Young reports that Doug Shields exited the district justice race in the same way he has conducted so much of his political life: with a long speech.
Shields addressed his supporters in a 20-minute-long concession speech. Most of it was delivered in good spirits, with Shields praising family and campaign staffers. But Shields then launched into a critique of voters in the city's 14th ward, one of the city's most affluent and politically engaged. While he declined to "blame" the ward for his loss to Hugh McGough, Shields told his supporters, "There is a clear bias here."
14th ward voters had, he said, never supported Bob O'Connor -- Shields' former boss -- because of concerns O'Connor "wasn't smart enough." Shields said the 14th Ward had treated him with the same condescension, not backing Shields because he was not a lawyer.
I haven't seen ward-by-ward totals, so I don't know if Shields is right about 14th Ward being his Waterloo. Even if he is -- taking on voters in the progressive heartland? If that's not the sign of a guy who is tired of politics, I don't know what is.

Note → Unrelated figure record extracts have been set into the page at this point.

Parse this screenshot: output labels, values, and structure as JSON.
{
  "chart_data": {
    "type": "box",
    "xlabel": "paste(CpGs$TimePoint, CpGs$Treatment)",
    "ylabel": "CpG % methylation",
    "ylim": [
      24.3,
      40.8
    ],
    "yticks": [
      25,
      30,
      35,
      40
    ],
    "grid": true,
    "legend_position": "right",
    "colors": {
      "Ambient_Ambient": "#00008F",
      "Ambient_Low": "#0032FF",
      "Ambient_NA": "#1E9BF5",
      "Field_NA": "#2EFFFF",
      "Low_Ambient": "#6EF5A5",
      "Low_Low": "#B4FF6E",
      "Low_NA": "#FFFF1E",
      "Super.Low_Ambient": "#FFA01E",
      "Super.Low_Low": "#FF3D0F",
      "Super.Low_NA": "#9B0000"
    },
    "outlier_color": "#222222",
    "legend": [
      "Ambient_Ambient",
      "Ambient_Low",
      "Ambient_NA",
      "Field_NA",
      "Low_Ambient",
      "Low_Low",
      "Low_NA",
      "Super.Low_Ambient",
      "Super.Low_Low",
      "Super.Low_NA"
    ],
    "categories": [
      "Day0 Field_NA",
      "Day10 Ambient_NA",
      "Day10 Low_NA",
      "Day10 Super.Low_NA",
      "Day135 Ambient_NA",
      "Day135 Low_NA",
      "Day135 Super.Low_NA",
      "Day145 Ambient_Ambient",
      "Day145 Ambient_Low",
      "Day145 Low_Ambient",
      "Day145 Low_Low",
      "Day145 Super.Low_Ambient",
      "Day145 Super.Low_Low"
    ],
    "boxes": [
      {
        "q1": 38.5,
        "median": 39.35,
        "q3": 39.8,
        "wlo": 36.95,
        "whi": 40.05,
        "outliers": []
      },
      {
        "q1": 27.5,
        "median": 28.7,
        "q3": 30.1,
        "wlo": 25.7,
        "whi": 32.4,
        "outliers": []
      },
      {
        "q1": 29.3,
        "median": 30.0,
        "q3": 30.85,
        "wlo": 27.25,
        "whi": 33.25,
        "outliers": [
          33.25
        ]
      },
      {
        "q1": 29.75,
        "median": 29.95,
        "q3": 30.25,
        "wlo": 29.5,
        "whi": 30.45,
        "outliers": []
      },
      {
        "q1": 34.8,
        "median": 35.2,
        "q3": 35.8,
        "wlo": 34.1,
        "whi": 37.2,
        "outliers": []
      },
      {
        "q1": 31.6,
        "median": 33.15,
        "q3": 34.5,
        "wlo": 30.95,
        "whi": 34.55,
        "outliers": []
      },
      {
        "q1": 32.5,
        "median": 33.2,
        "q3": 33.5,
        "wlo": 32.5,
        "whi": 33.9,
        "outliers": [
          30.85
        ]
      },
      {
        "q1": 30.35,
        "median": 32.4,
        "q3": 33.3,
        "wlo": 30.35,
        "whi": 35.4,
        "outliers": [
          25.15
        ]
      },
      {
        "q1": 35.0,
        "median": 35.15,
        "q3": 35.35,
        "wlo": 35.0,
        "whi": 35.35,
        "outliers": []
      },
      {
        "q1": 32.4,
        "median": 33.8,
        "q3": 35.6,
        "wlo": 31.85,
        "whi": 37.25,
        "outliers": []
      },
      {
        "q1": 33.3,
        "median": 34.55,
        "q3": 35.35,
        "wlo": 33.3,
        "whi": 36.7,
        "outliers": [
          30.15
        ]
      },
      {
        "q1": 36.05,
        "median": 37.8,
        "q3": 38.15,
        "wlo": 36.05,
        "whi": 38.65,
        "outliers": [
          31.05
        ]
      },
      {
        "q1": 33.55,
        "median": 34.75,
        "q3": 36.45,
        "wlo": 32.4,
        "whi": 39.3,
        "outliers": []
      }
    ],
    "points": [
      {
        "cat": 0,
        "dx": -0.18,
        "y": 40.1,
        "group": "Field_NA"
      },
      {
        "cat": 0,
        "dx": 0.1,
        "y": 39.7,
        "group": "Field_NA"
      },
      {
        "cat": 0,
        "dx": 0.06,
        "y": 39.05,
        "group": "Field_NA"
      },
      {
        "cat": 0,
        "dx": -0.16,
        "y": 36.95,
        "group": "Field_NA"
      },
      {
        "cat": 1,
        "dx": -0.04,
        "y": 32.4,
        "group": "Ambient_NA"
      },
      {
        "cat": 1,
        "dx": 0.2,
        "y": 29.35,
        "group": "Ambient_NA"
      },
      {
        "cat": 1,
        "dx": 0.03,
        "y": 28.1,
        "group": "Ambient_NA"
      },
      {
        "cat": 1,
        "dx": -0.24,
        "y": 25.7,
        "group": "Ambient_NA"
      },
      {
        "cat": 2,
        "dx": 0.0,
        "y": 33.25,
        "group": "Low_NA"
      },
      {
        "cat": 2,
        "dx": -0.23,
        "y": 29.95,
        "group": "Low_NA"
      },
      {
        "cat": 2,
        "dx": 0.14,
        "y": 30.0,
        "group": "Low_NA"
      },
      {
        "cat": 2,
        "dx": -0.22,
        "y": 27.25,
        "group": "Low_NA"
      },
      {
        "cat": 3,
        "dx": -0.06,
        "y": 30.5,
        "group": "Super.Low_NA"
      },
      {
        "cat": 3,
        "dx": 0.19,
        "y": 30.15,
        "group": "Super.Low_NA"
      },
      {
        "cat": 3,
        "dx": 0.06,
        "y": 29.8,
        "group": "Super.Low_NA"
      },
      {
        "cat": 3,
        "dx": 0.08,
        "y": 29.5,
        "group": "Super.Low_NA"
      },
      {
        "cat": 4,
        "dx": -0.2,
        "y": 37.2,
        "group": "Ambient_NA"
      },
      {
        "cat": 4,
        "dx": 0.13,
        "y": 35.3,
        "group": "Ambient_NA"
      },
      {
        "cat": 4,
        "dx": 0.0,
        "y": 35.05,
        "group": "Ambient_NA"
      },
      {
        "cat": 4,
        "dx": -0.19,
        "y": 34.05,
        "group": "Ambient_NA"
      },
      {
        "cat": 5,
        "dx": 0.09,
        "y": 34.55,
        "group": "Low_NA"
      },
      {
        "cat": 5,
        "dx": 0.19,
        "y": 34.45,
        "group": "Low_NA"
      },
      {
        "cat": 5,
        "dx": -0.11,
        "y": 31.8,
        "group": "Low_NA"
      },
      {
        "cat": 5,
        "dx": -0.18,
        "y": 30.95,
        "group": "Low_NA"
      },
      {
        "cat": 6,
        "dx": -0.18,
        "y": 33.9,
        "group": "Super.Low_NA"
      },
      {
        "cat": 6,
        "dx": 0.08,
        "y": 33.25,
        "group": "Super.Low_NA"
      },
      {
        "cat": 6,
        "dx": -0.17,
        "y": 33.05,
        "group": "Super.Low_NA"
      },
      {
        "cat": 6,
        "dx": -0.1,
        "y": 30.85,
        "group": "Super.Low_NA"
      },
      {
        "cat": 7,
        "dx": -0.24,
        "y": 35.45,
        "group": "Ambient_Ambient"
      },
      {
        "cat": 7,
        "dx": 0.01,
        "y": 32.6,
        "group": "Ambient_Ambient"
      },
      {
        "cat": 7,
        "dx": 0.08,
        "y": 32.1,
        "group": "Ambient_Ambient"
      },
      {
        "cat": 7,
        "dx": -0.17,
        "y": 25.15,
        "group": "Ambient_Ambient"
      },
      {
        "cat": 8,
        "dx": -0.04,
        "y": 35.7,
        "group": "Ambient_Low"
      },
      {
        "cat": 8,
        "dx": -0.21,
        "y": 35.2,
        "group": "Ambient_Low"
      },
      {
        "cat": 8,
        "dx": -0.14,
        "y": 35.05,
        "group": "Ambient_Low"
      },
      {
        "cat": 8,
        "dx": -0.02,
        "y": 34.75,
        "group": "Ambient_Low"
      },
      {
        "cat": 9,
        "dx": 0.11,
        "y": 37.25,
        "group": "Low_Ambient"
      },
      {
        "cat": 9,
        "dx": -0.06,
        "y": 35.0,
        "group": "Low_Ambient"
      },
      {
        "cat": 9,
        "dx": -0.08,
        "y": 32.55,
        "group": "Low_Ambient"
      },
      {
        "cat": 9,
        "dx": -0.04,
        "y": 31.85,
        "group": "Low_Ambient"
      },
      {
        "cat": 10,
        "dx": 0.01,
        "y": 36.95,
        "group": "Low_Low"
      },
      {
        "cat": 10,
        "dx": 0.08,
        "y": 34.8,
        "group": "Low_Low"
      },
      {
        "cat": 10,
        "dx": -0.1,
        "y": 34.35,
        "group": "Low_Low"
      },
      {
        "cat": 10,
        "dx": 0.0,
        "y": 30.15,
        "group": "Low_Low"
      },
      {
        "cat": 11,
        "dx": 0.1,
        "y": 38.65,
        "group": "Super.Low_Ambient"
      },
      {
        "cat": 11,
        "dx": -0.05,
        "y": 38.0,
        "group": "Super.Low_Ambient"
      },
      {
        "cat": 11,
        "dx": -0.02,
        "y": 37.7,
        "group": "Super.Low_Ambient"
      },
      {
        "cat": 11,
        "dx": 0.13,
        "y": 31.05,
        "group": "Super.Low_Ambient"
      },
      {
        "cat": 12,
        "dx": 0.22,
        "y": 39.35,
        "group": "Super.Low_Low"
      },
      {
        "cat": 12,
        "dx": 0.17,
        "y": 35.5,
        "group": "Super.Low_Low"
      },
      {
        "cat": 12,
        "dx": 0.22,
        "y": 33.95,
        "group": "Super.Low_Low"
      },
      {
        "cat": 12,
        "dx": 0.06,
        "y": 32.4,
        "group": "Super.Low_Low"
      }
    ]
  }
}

But even as Shields prepares to leave public life, at least for a time, a new star was born. Dana Dolney, who became an 11th-hour write-in candidate for environmentalists weary of the two Dems running for county executive, was on-hand at the Shields event. And not surprisingly -- given that the Shields crowd included many activists who oppose natural-gas drilling in the Marcellus Shale -- Dolney was a bright spot in an otherwise somber room.
As we noted earlier tonight, more than 1,100 write-in votes were cast in the Democratic county exec fight. It will take some time to see how many of those ballots have Dolney's name on them. But she said she was "stunned" by the groundwell of support for her ad hoc effort.
Two other quick factoids before I head off to bed:
First, fans of Braddock Mayor John Fetterman take note: According to preliminary results, Fetterman's nemesis on the Braddock borough council, Jesse Brown, has been ousted from his position in Ward 3.
Second, an astute observer pointed out some statistics that led to this somewhat surprising conclusion: In Pittsburgh city council races this year, the number of votes cast was inversely proportional to the number of candidates on the ballot. In other words, the more people running, the fewer people voting. To wit:
District 5 had the most votes cast -- 5,455 -- and district 7 had the second-highest number. 4,752. Both those races had only two candidates in the running.
District 9 had three candidates in the running, and finished third in overall turnout, with 4,015.
District 1 and district 3 both had four candidates -- and turnout was a mere 3,637 and 3,106 votes. (Note that county numbers still don't include tallies from one precinct -- but including that precint shouldn't change the overall standing.)
I don't want to read too much into this -- District 5 includes the aforementioned 14th ward, so it tends to have a higher turnout regardless. Especially if you have book-larnin'. Still, it's weird: In situations like Dolney's insurgent campaign, we tend to assume that voters want more choices, not fewer. Could it be that somehow, the more energized the politicians are about a race, the more turned off are the voters themselves?
In Pittsburgh, actually, that sounds just about right.
More thoughts and analysis tomorrow morning.